Result Visualization

Fan chart: shows the range of possible portfolio trajectories. Central line is median (50th percentile). Darker zones are probable ranges (25-75%), lighter are rare (5-95%).

Return distribution histogram: histogram of final returns from all simulations. Normal vs actual distribution.

Drawdown distribution: histogram of maximum drawdowns across simulations. Shows probability of various drawdown levels.

Applications in Portfolio Management

Probability of achieving goal: "what's the probability portfolio will grow 50% in a year with current strategy?"

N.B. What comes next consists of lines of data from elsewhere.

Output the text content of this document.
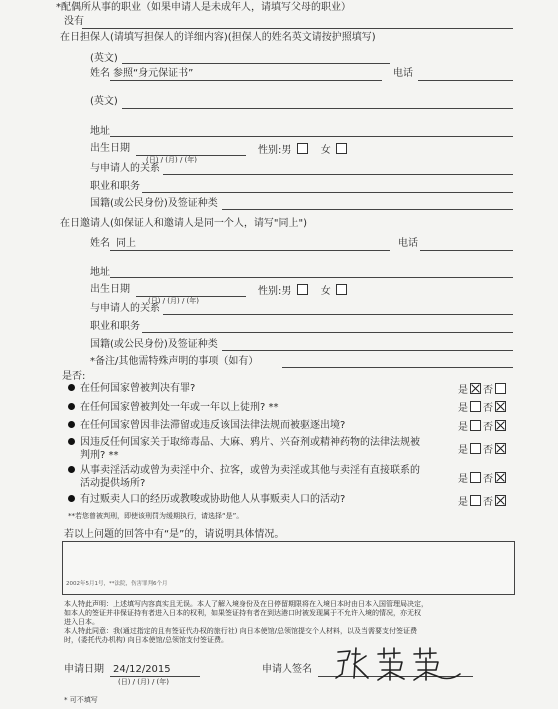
*配偶所从事的职业（如果申请人是未成年人，请填写父母的职业）
没有
在日担保人(请填写担保人的详细内容)(担保人的姓名英文请按护照填写)
(英文)
姓名 参照“身元保证书”	电话
(英文)
地址
出生日期
(日) / (月) / (年)
性别:男	女
与申请人的关系
职业和职务
国籍(或公民身份)及签证种类
在日邀请人(如保证人和邀请人是同一个人，请写"同上")
姓名 同上	电话
地址
出生日期
(日) / (月) / (年)
性别:男	女
与申请人的关系
职业和职务
国籍(或公民身份)及签证种类
*备注/其他需特殊声明的事项（如有）
是否:
在任何国家曾被判决有罪?	是 否
在任何国家曾被判处一年或一年以上徒刑? **	是 否
在任何国家曾因非法滞留或违反该国法律法规而被驱逐出境?	是 否
因违反任何国家关于取缔毒品、大麻、鸦片、兴奋剂或精神药物的法律法规被
判刑? **	是 否
从事卖淫活动或曾为卖淫中介、拉客，或曾为卖淫或其他与卖淫有直接联系的
活动提供场所?	是 否
有过贩卖人口的经历或教唆或协助他人从事贩卖人口的活动?	是 否
**若您曾被判刑，即使该刑罚为缓期执行，请选择“是”。
若以上问题的回答中有“是”的，请说明具体情况。
2002年5月1号，**法院，伤害罪判6个月
本人特此声明：上述填写内容真实且无误。本人了解入境身份及在日停留期限将在入境日本时由日本入国管理局决定，
如本人的签证并非保证持有者进入日本的权利，如果签证持有者在到达港口时被发现属于不允许入境的情况，亦无权
进入日本。
本人特此同意：我(通过指定的且有签证代办权的旅行社) 向日本使馆/总领馆提交个人材料，以及当需要支付签证费
时，(委托代办机构) 向日本使馆/总领馆支付签证费。
申请日期 24/12/2015
(日) / (月) / (年)
申请人签名
* 可不填写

Strategy comparison: run simulation for two strategies, compare outcome distributions.

Optimal rebalancing frequency: simulate portfolio with different rebalancing frequencies, select optimal.

Capital allocation: how much to allocate to risky vs conservative strategy to achieve target with acceptable risk?

Technical Stack

Python (numpy, scipy, arch for GARCH), Numba for simulation acceleration (JIT compilation gives 10-50x speedup), pandas for data processing, matplotlib/plotly for fan chart visualization. 10,000 simulations for 252 days take < 1 second with Numba.

Develop Monte Carlo simulation system with support for GBM, fat-tail distributions and GARCH model, multi-asset simulation with correlations, result analysis (percentiles, VaR, drawdown distribution) and interactive visualizations.